Euorparlamento contro consiglio Ue, in rivolta contro il pacchetto fiscale. La plenaria del parlamento di Strasburgo ha approvato a larga maggioranza (521 sì, 124 no, 50 astenuti) una risoluzione contraria all'impianto dell'accordo intergovernativo sul patto di bilancio o fiscal compact. In un punto della risoluzione è scritto che il parlamento «si riserva il diritto di usare tutti gli strumenti legali e politici a sua disposizione a difesa» delle leggi e del ruolo delle istituzioni Ue. La prossima versione del trattato sul fiscal compact deve essere valutata lunedì 23 dall'Eurogruppo.
Tutte le quattro forze politiche principali (popolari, socialisti, liberali e Verdi) si sono schierate compatte minacciando di fatto di dare il via da una parte ad azioni legali, dall'altra dando indicazione ai partiti nazionali di non ratificare l'accordo. I quattro rappresentanti del Parlamento nelle trattative hanno preso la parola prima del voto.

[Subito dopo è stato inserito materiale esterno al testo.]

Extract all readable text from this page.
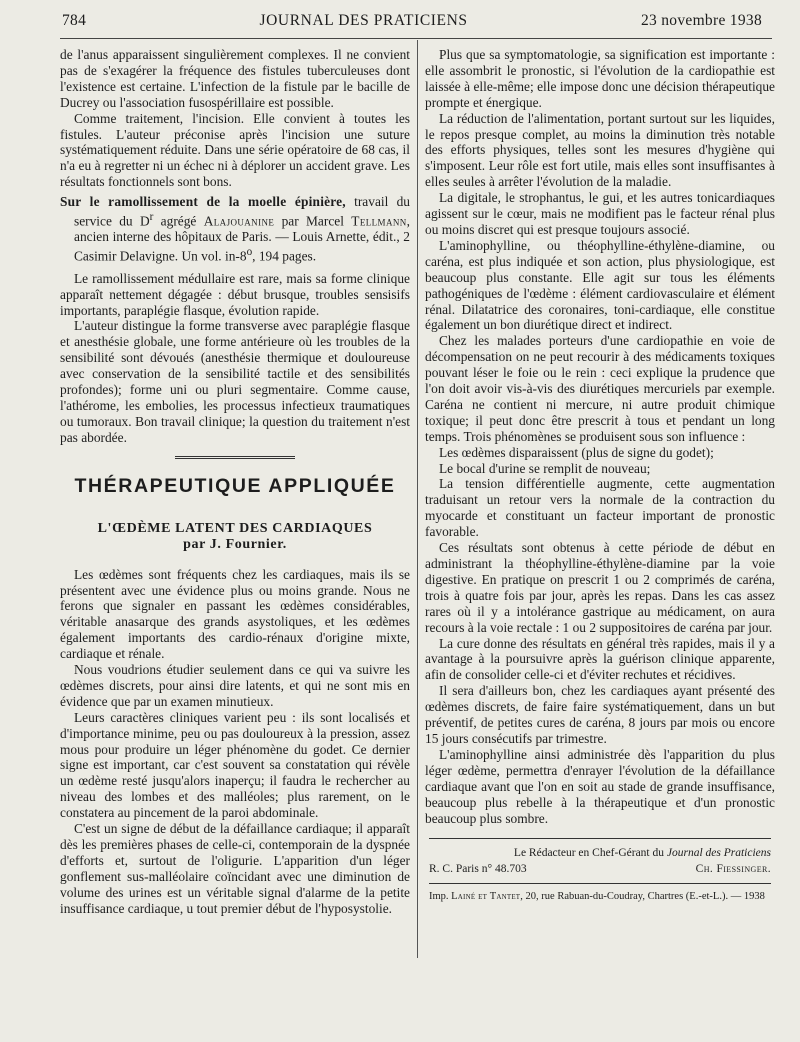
784	JOURNAL DES PRATICIENS	23 novembre 1938

de l'anus apparaissent singulièrement complexes. Il ne convient pas de s'exagérer la fréquence des fistules tuberculeuses dont l'existence est certaine. L'infection de la fistule par le bacille de Ducrey ou l'association fusospérillaire est possible.

Comme traitement, l'incision. Elle convient à toutes les fistules. L'auteur préconise après l'incision une suture systématiquement réduite. Dans une série opératoire de 68 cas, il n'a eu à regretter ni un échec ni à déplorer un accident grave. Les résultats fonctionnels sont bons.

Sur le ramollissement de la moelle épinière, travail du service du $D^r$ agrégé Alajouanine par Marcel Tellmann, ancien interne des hôpitaux de Paris. — Louis Arnette, édit., 2 Casimir Delavigne. Un vol. in-8$^o$, 194 pages.

Le ramollissement médullaire est rare, mais sa forme clinique apparaît nettement dégagée : début brusque, troubles sensisifs importants, paraplégie flasque, évolution rapide.

L'auteur distingue la forme transverse avec paraplégie flasque et anesthésie globale, une forme antérieure où les troubles de la sensibilité sont dévoués (anesthésie thermique et douloureuse avec conservation de la sensibilité tactile et des sensibilités profondes); forme uni ou pluri segmentaire. Comme cause, l'athérome, les embolies, les processus infectieux traumatiques ou tumoraux. Bon travail clinique; la question du traitement n'est pas abordée.

THÉRAPEUTIQUE APPLIQUÉE
L'ŒDÈME LATENT DES CARDIAQUES
par J. Fournier.

Les œdèmes sont fréquents chez les cardiaques, mais ils se présentent avec une évidence plus ou moins grande. Nous ne ferons que signaler en passant les œdèmes considérables, véritable anasarque des grands asystoliques, et les œdèmes également importants des cardio-rénaux d'origine mixte, cardiaque et rénale.

Nous voudrions étudier seulement dans ce qui va suivre les œdèmes discrets, pour ainsi dire latents, et qui ne sont mis en évidence que par un examen minutieux.

Leurs caractères cliniques varient peu : ils sont localisés et d'importance minime, peu ou pas douloureux à la pression, assez mous pour produire un léger phénomène du godet. Ce dernier signe est important, car c'est souvent sa constatation qui révèle un œdème resté jusqu'alors inaperçu; il faudra le rechercher au niveau des lombes et des malléoles; plus rarement, on le constatera au pincement de la paroi abdominale.

C'est un signe de début de la défaillance cardiaque; il apparaît dès les premières phases de celle-ci, contemporain de la dyspnée d'efforts et, surtout de l'oligurie. L'apparition d'un léger gonflement sus-malléolaire coïncidant avec une diminution de volume des urines est un véritable signal d'alarme de la petite insuffisance cardiaque, u tout premier début de l'hyposystolie.

Plus que sa symptomatologie, sa signification est importante : elle assombrit le pronostic, si l'évolution de la cardiopathie est laissée à elle-même; elle impose donc une décision thérapeutique prompte et énergique.

La réduction de l'alimentation, portant surtout sur les liquides, le repos presque complet, au moins la diminution très notable des efforts physiques, telles sont les mesures d'hygiène qui s'imposent. Leur rôle est fort utile, mais elles sont insuffisantes à elles seules à arrêter l'évolution de la maladie.

La digitale, le strophantus, le gui, et les autres tonicardiaques agissent sur le cœur, mais ne modifient pas le facteur rénal plus ou moins discret qui est presque toujours associé.

L'aminophylline, ou théophylline-éthylène-diamine, ou caréna, est plus indiquée et son action, plus physiologique, est beaucoup plus constante. Elle agit sur tous les éléments pathogéniques de l'œdème : élément cardiovasculaire et élément rénal. Dilatatrice des coronaires, toni-cardiaque, elle constitue également un bon diurétique direct et indirect.

Chez les malades porteurs d'une cardiopathie en voie de décompensation on ne peut recourir à des médicaments toxiques pouvant léser le foie ou le rein : ceci explique la prudence que l'on doit avoir vis-à-vis des diurétiques mercuriels par exemple. Caréna ne contient ni mercure, ni autre produit chimique toxique; il peut donc être prescrit à tous et pendant un long temps. Trois phénomènes se produisent sous son influence :

Les œdèmes disparaissent (plus de signe du godet);

Le bocal d'urine se remplit de nouveau;

La tension différentielle augmente, cette augmentation traduisant un retour vers la normale de la contraction du myocarde et constituant un facteur important de pronostic favorable.

Ces résultats sont obtenus à cette période de début en administrant la théophylline-éthylène-diamine par la voie digestive. En pratique on prescrit 1 ou 2 comprimés de caréna, trois à quatre fois par jour, après les repas. Dans les cas assez rares où il y a intolérance gastrique au médicament, on aura recours à la voie rectale : 1 ou 2 suppositoires de caréna par jour.

La cure donne des résultats en général très rapides, mais il y a avantage à la poursuivre après la guérison clinique apparente, afin de consolider celle-ci et d'éviter rechutes et récidives.

Il sera d'ailleurs bon, chez les cardiaques ayant présenté des œdèmes discrets, de faire faire systématiquement, dans un but préventif, de petites cures de caréna, 8 jours par mois ou encore 15 jours consécutifs par trimestre.

L'aminophylline ainsi administrée dès l'apparition du plus léger œdème, permettra d'enrayer l'évolution de la défaillance cardiaque avant que l'on en soit au stade de grande insuffisance, beaucoup plus rebelle à la thérapeutique et d'un pronostic beaucoup plus sombre.

Le Rédacteur en Chef-Gérant du Journal des Praticiens
R. C. Paris n° 48.703	Ch. Fiessinger.
Imp. Lainé et Tantet, 20, rue Rabuan-du-Coudray, Chartres (E.-et-L.). — 1938
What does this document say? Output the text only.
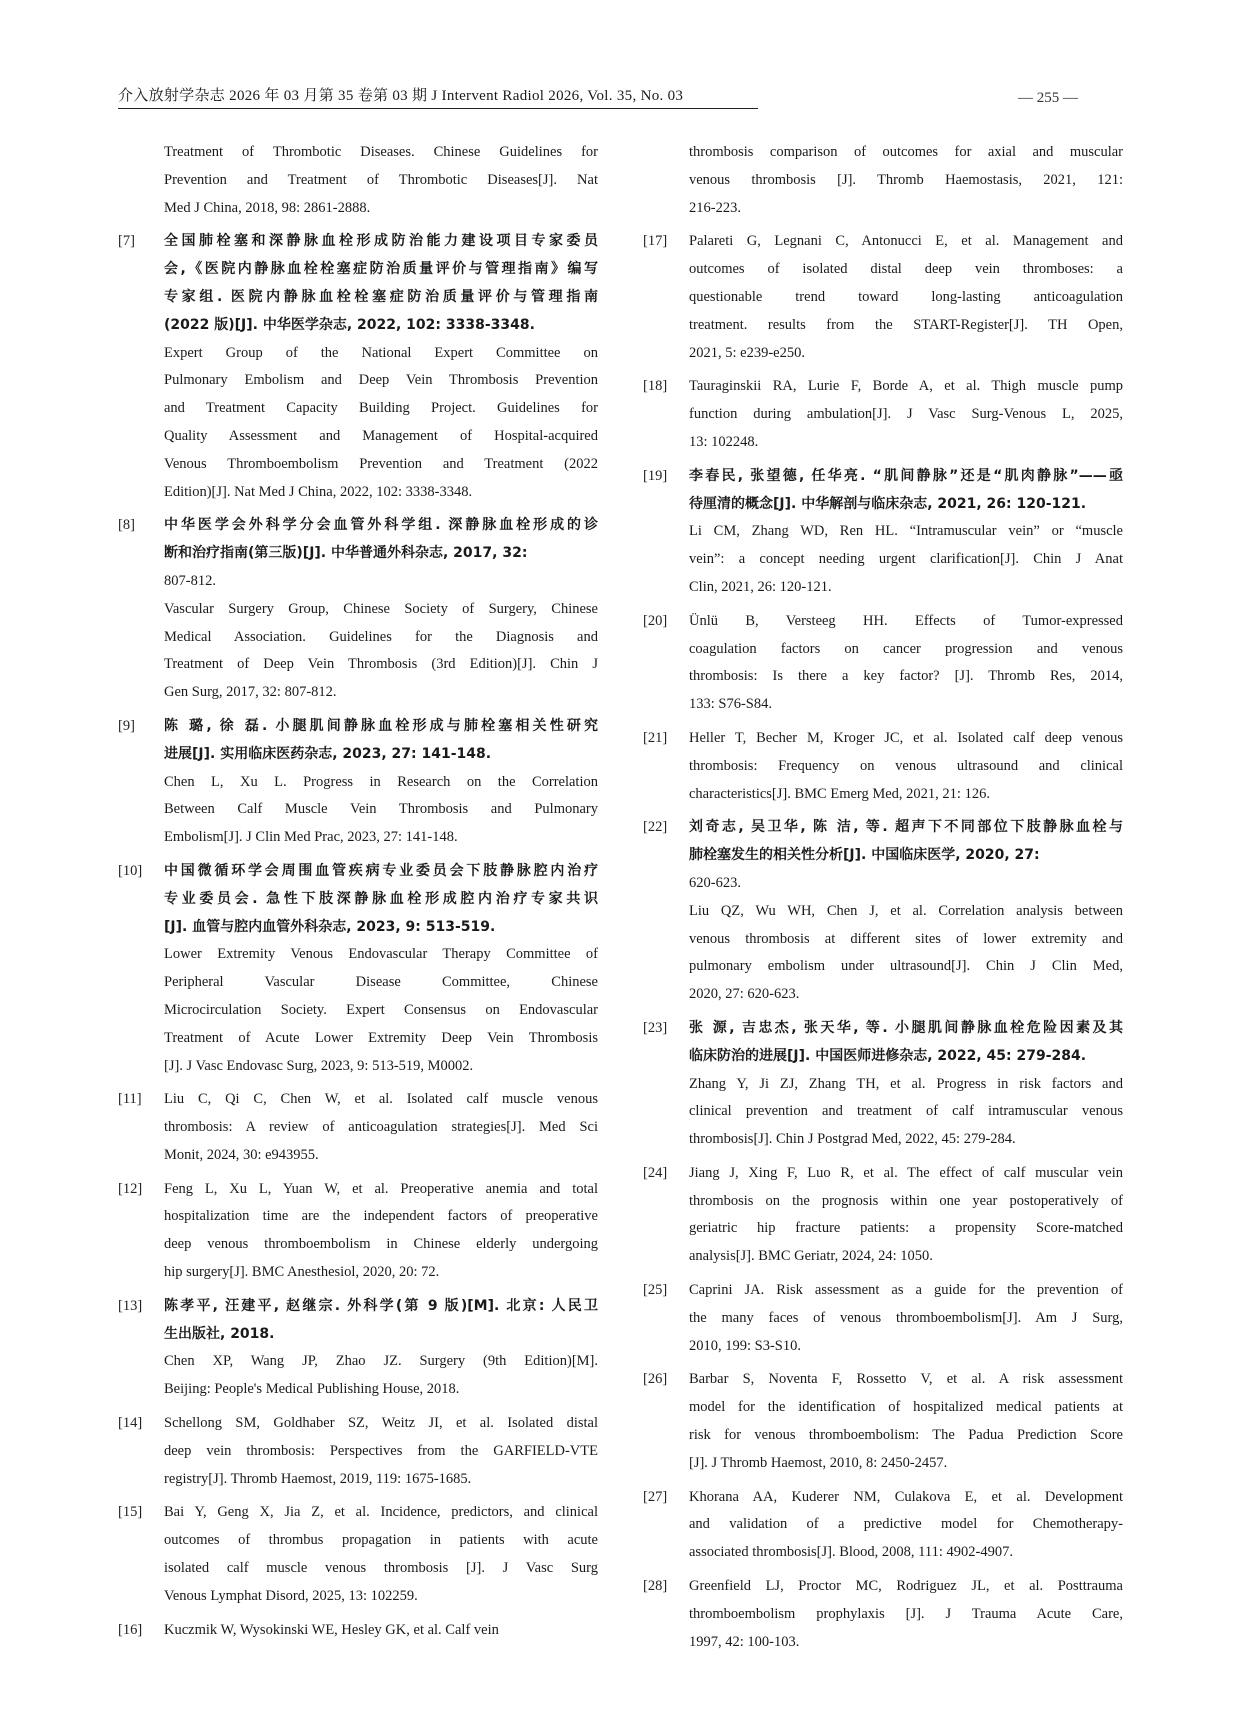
介入放射学杂志 2026 年 03 月第 35 卷第 03 期 J Intervent Radiol 2026, Vol. 35, No. 03	— 255 —
Treatment of Thrombotic Diseases. Chinese Guidelines for
Prevention and Treatment of Thrombotic Diseases[J]. Nat
Med J China, 2018, 98: 2861-2888.
[7] 全国肺栓塞和深静脉血栓形成防治能力建设项目专家委员
会,《医院内静脉血栓栓塞症防治质量评价与管理指南》编写
专家组. 医院内静脉血栓栓塞症防治质量评价与管理指南
(2022 版)[J]. 中华医学杂志, 2022, 102: 3338-3348.
Expert Group of the National Expert Committee on
Pulmonary Embolism and Deep Vein Thrombosis Prevention
and Treatment Capacity Building Project. Guidelines for
Quality Assessment and Management of Hospital-acquired
Venous Thromboembolism Prevention and Treatment (2022
Edition)[J]. Nat Med J China, 2022, 102: 3338-3348.
[8] 中华医学会外科学分会血管外科学组. 深静脉血栓形成的诊
断和治疗指南(第三版)[J]. 中华普通外科杂志, 2017, 32:
807-812.
Vascular Surgery Group, Chinese Society of Surgery, Chinese
Medical Association. Guidelines for the Diagnosis and
Treatment of Deep Vein Thrombosis (3rd Edition)[J]. Chin J
Gen Surg, 2017, 32: 807-812.
[9] 陈 璐, 徐 磊. 小腿肌间静脉血栓形成与肺栓塞相关性研究
进展[J]. 实用临床医药杂志, 2023, 27: 141-148.
Chen L, Xu L. Progress in Research on the Correlation
Between Calf Muscle Vein Thrombosis and Pulmonary
Embolism[J]. J Clin Med Prac, 2023, 27: 141-148.
[10] 中国微循环学会周围血管疾病专业委员会下肢静脉腔内治疗
专业委员会. 急性下肢深静脉血栓形成腔内治疗专家共识
[J]. 血管与腔内血管外科杂志, 2023, 9: 513-519.
Lower Extremity Venous Endovascular Therapy Committee of
Peripheral Vascular Disease Committee, Chinese
Microcirculation Society. Expert Consensus on Endovascular
Treatment of Acute Lower Extremity Deep Vein Thrombosis
[J]. J Vasc Endovasc Surg, 2023, 9: 513-519, M0002.
[11] Liu C, Qi C, Chen W, et al. Isolated calf muscle venous
thrombosis: A review of anticoagulation strategies[J]. Med Sci
Monit, 2024, 30: e943955.
[12] Feng L, Xu L, Yuan W, et al. Preoperative anemia and total
hospitalization time are the independent factors of preoperative
deep venous thromboembolism in Chinese elderly undergoing
hip surgery[J]. BMC Anesthesiol, 2020, 20: 72.
[13] 陈孝平, 汪建平, 赵继宗. 外科学(第 9 版)[M]. 北京: 人民卫
生出版社, 2018.
Chen XP, Wang JP, Zhao JZ. Surgery (9th Edition)[M].
Beijing: People's Medical Publishing House, 2018.
[14] Schellong SM, Goldhaber SZ, Weitz JI, et al. Isolated distal
deep vein thrombosis: Perspectives from the GARFIELD-VTE
registry[J]. Thromb Haemost, 2019, 119: 1675-1685.
[15] Bai Y, Geng X, Jia Z, et al. Incidence, predictors, and clinical
outcomes of thrombus propagation in patients with acute
isolated calf muscle venous thrombosis [J]. J Vasc Surg
Venous Lymphat Disord, 2025, 13: 102259.
[16] Kuczmik W, Wysokinski WE, Hesley GK, et al. Calf vein
thrombosis comparison of outcomes for axial and muscular
venous thrombosis [J]. Thromb Haemostasis, 2021, 121:
216-223.
[17] Palareti G, Legnani C, Antonucci E, et al. Management and
outcomes of isolated distal deep vein thromboses: a
questionable trend toward long-lasting anticoagulation
treatment. results from the START-Register[J]. TH Open,
2021, 5: e239-e250.
[18] Tauraginskii RA, Lurie F, Borde A, et al. Thigh muscle pump
function during ambulation[J]. J Vasc Surg-Venous L, 2025,
13: 102248.
[19] 李春民, 张望德, 任华亮. “肌间静脉”还是“肌肉静脉”——亟
待厘清的概念[J]. 中华解剖与临床杂志, 2021, 26: 120-121.
Li CM, Zhang WD, Ren HL. “Intramuscular vein” or “muscle
vein”: a concept needing urgent clarification[J]. Chin J Anat
Clin, 2021, 26: 120-121.
[20] Ünlü B, Versteeg HH. Effects of Tumor-expressed
coagulation factors on cancer progression and venous
thrombosis: Is there a key factor? [J]. Thromb Res, 2014,
133: S76-S84.
[21] Heller T, Becher M, Kroger JC, et al. Isolated calf deep venous
thrombosis: Frequency on venous ultrasound and clinical
characteristics[J]. BMC Emerg Med, 2021, 21: 126.
[22] 刘奇志, 吴卫华, 陈 洁, 等. 超声下不同部位下肢静脉血栓与
肺栓塞发生的相关性分析[J]. 中国临床医学, 2020, 27:
620-623.
Liu QZ, Wu WH, Chen J, et al. Correlation analysis between
venous thrombosis at different sites of lower extremity and
pulmonary embolism under ultrasound[J]. Chin J Clin Med,
2020, 27: 620-623.
[23] 张 源, 吉忠杰, 张天华, 等. 小腿肌间静脉血栓危险因素及其
临床防治的进展[J]. 中国医师进修杂志, 2022, 45: 279-284.
Zhang Y, Ji ZJ, Zhang TH, et al. Progress in risk factors and
clinical prevention and treatment of calf intramuscular venous
thrombosis[J]. Chin J Postgrad Med, 2022, 45: 279-284.
[24] Jiang J, Xing F, Luo R, et al. The effect of calf muscular vein
thrombosis on the prognosis within one year postoperatively of
geriatric hip fracture patients: a propensity Score-matched
analysis[J]. BMC Geriatr, 2024, 24: 1050.
[25] Caprini JA. Risk assessment as a guide for the prevention of
the many faces of venous thromboembolism[J]. Am J Surg,
2010, 199: S3-S10.
[26] Barbar S, Noventa F, Rossetto V, et al. A risk assessment
model for the identification of hospitalized medical patients at
risk for venous thromboembolism: The Padua Prediction Score
[J]. J Thromb Haemost, 2010, 8: 2450-2457.
[27] Khorana AA, Kuderer NM, Culakova E, et al. Development
and validation of a predictive model for Chemotherapy-
associated thrombosis[J]. Blood, 2008, 111: 4902-4907.
[28] Greenfield LJ, Proctor MC, Rodriguez JL, et al. Posttrauma
thromboembolism prophylaxis [J]. J Trauma Acute Care,
1997, 42: 100-103.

«UTILE SOLO LA GOLDEN RULE». Il tedesco Elmar Brok, esponente di spicco della Cdu (il partito della cancelliera Merkel) ha sottolineato l'importanza «della collaborazione tra parlamento europeo e parlamenti nazionali», ha insistito sul «no a nuove istituzioni» parallele a quelle attuali della Ue e ha chiesto - con un emendamento approvato - «che i vertici dell'Eurosummit siano aperti a tutti gli Stati membri». Ipotesi quest'ultima che è ancora oggetto delle discussioni tra governi. Il liberale Guy Verhofstadt ha definito il patto intergovernativo «un esercizio pericoloso» che può essere «usato per agire al di fuori dei trattati» e che può essere «utile» solo per la golden rule di valore costituzionale per imporre limiti ai deficit nazionali annuali. L'italiano Roberto Gualtieri del Pd ha sottolineato l'intenzione dell'Europarlamento di «fare ricorso a tutti gli strumenti per contrastare l'accordo». Il leader dei Verdi, il franco-tedesco Daniel Cohn-Bendit, ha ricordato che «l'accordo si fa solo per rassicurare i mercati» con la golden rule ma, ha aggiunto, «i mercati hanno detto chiaramente che la cosa non li interessa». A nome di tutto il Parlamento ha ribadito la necessità di avviare Tobin Tax e Eurobond come strumenti per ridurre gli interessi sul debito e per rilanciare la crescita, concludendo che senza di questi «stiamo perdendo tempo per migliorare qualcosa di inutile».